Selberg trace formula for a certain group generated. Shimura varieties and the selberg trace formula 5 is to be. There is an obvious similarity between our results for the l2index and the index formulae of atiyahpatodisinger 3 for elliptic problems with global boundary conditions. A selberg trace formula for hypercomplex analytic cusp.
Let g be a semisimple lie group and h a uniform lattice in g. These notes were written to help remedy this situation. This work offers for the first time a simultaneous treatment of a general group with the case of gl2. Path integrals, hyperbolic spaces and selberg trace formulae. Representations with cohomology in the discrete numdam although it is obvious that for infinitely many tiegir the multiplicities m7i. This book based on lectures given by james arthur discusses the trace formula of selberg and arthur. Brownian motion on the hyperbolic plane and selberg trace formula.
Finiteness statements and the selberg trace formula.
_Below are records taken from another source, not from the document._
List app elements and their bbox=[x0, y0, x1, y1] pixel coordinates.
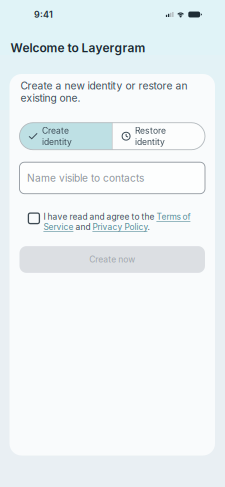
staticText: Create now bbox=[89, 254, 135, 265]
button[interactable]: Restore bbox=[113, 123, 205, 150]
staticText: Name visible to contacts bbox=[27, 172, 144, 184]
staticText: I have read and agree to the Terms of Se… bbox=[43, 212, 190, 232]
staticText: 9:41 bbox=[34, 9, 53, 20]
button[interactable]: I have read and agree to the Terms of Se… bbox=[28, 212, 204, 232]
staticText: identity bbox=[135, 137, 165, 147]
button[interactable]: Name visible to contacts bbox=[20, 162, 205, 194]
staticText: Welcome to Layergram bbox=[10, 40, 146, 55]
staticText: Create bbox=[42, 125, 69, 136]
button[interactable]: Create now bbox=[20, 246, 205, 273]
button[interactable]: Create bbox=[20, 123, 112, 150]
staticText: identity bbox=[42, 137, 72, 147]
staticText: Create a new identity or restore an exis… bbox=[20, 80, 188, 104]
staticText: Restore bbox=[135, 125, 166, 136]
The selberg trace formula for psl2,r, volume i springer lecture notes 548, 1976 the tamagawa paper is important because it is the origin of the representation theoretic approach to the trace formula. In selberg 11, he introduced the trace formula and applied it to computations of traces of hecke operators acting on the space. We derive a fully explicit version of the selberg trace formula for twistminimal maass forms of weight 0 and arbitrary conductor and nebentypus character, and apply it to prove two theorems. For simplicity, assume that mis a compact riemannian manifold. We present selberg s zeta function in terms of a regularized determinant of the automorphic laplacian.